PESHAWAR, March 26: A young man kept in ‘illegal’ detention allegedly by an intelligence agency for over two months was set free here Tuesday night.

The detainee, Syed Wilayat Ali Shah, was brought blindfolded in a vehicle and was left on the Grand Trunk Road near Gulbahar area at about 8.30 pm. The alleged detainee told Dawn that there were scores of other persons detained in the premises where he had been kept. Most of those detainees, he said, appeared to be Afghans.

“My captors were asking me some questions about which I had no knowledge. They suspected me of some foreign origin and were asking which languages I can speak apart from Urdu and Pashto,” Mr Shah told Dawn.

Mr Shah, who is about 21, has been running a stationery shop at Gulbahar No. 2 and was picked by some officials in plain clothes backed by local police on Jan 21.

The detainee was not sure about where he had been kept, but believed that he might have been detained outside Peshawar as they had travelled for about two or two-and-a-half hours while his captors were taking him away.

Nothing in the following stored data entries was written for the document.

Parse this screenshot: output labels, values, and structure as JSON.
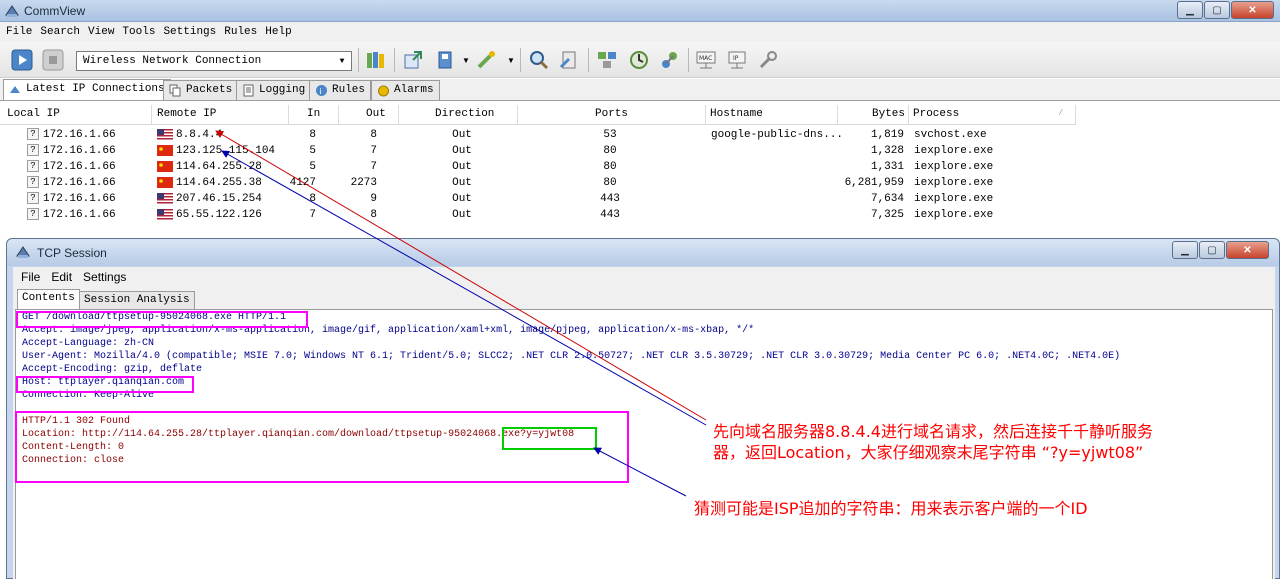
{
  "window": {
    "title": "CommView"
  },
  "menubar": [
    "File",
    "Search",
    "View",
    "Tools",
    "Settings",
    "Rules",
    "Help"
  ],
  "toolbar": {
    "adapter": "Wireless Network Connection",
    "buttons": [
      "start-capture",
      "stop-capture",
      "open-log",
      "new-window",
      "save",
      "rules",
      "search",
      "reconstruct-session",
      "nodes",
      "statistics",
      "alarms",
      "mac-aliases",
      "ip-aliases",
      "settings"
    ]
  },
  "tabs": [
    "Latest IP Connections",
    "Packets",
    "Logging",
    "Rules",
    "Alarms"
  ],
  "connections": {
    "headers": [
      "Local IP",
      "Remote IP",
      "In",
      "Out",
      "Direction",
      "Ports",
      "Hostname",
      "Bytes",
      "Process"
    ],
    "rows": [
      {
        "local": "172.16.1.66",
        "flag": "us",
        "remote": "8.8.4.4",
        "in": "8",
        "out": "8",
        "direction": "Out",
        "ports": "53",
        "hostname": "google-public-dns...",
        "bytes": "1,819",
        "process": "svchost.exe"
      },
      {
        "local": "172.16.1.66",
        "flag": "cn",
        "remote": "123.125.115.104",
        "in": "5",
        "out": "7",
        "direction": "Out",
        "ports": "80",
        "hostname": "",
        "bytes": "1,328",
        "process": "iexplore.exe"
      },
      {
        "local": "172.16.1.66",
        "flag": "cn",
        "remote": "114.64.255.28",
        "in": "5",
        "out": "7",
        "direction": "Out",
        "ports": "80",
        "hostname": "",
        "bytes": "1,331",
        "process": "iexplore.exe"
      },
      {
        "local": "172.16.1.66",
        "flag": "cn",
        "remote": "114.64.255.38",
        "in": "4127",
        "out": "2273",
        "direction": "Out",
        "ports": "80",
        "hostname": "",
        "bytes": "6,281,959",
        "process": "iexplore.exe"
      },
      {
        "local": "172.16.1.66",
        "flag": "us",
        "remote": "207.46.15.254",
        "in": "8",
        "out": "9",
        "direction": "Out",
        "ports": "443",
        "hostname": "",
        "bytes": "7,634",
        "process": "iexplore.exe"
      },
      {
        "local": "172.16.1.66",
        "flag": "us",
        "remote": "65.55.122.126",
        "in": "7",
        "out": "8",
        "direction": "Out",
        "ports": "443",
        "hostname": "",
        "bytes": "7,325",
        "process": "iexplore.exe"
      }
    ]
  },
  "tcp_session": {
    "title": "TCP Session",
    "menu": [
      "File",
      "Edit",
      "Settings"
    ],
    "tabs": [
      "Contents",
      "Session Analysis"
    ],
    "request_lines": [
      "GET /download/ttpsetup-95024068.exe HTTP/1.1",
      "Accept: image/jpeg, application/x-ms-application, image/gif, application/xaml+xml, image/pjpeg, application/x-ms-xbap, */*",
      "Accept-Language: zh-CN",
      "User-Agent: Mozilla/4.0 (compatible; MSIE 7.0; Windows NT 6.1; Trident/5.0; SLCC2; .NET CLR 2.0.50727; .NET CLR 3.5.30729; .NET CLR 3.0.30729; Media Center PC 6.0; .NET4.0C; .NET4.0E)",
      "Accept-Encoding: gzip, deflate",
      "Host: ttplayer.qianqian.com",
      "Connection: Keep-Alive"
    ],
    "response_lines": [
      "HTTP/1.1 302 Found",
      "Location: http://114.64.255.28/ttplayer.qianqian.com/download/ttpsetup-95024068.exe?y=yjwt08",
      "Content-Length: 0",
      "Connection: close"
    ]
  },
  "annotations": {
    "note1_line1": "先向域名服务器8.8.4.4进行域名请求，然后连接千千静听服务",
    "note1_line2": "器，返回Location，大家仔细观察末尾字符串 “?y=yjwt08”",
    "note2": "猜测可能是ISP追加的字符串：用来表示客户端的一个ID"
  },
  "colors": {
    "annotation_text": "#ff0000",
    "highlight_box": "#ff00ff",
    "highlight_box_green": "#00cc00",
    "arrow_red": "#cc0000",
    "arrow_blue": "#0000aa",
    "request_text": "#00008b",
    "response_text": "#8b0000"
  }
}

He said that he was kept well and also provided proper food during the detention. “They interrogated me in isolation for three to four days following which I was shifted to an enclosure where scores of other people had also been kept,” he said, adding “it appeared as if my captors had forgotten me once I was transferred there.”

During his absence his family members continued searching for him at different places. His father, Syed Kifayat Shah, who is vice-principal of a government school, had also approached Gulbahar Police Station, but the officials there expressed inability to help him.

He had also contacted some lawyers for moving the court, but he was told that in the absence of Chief Justice Iftikhar Muhammad Chaudhry there was no use of filing any petition in the court.

Initially, he was told by some family members and friends to remain silent over the issue and his son would return back. However, after 50 days when he lost all hopes of his safe return he approached the Human Rights Commission of Pakistan and Ms Amina Masood Janjua, who has been heading a movement for the release of her husband and scores of other missing persons.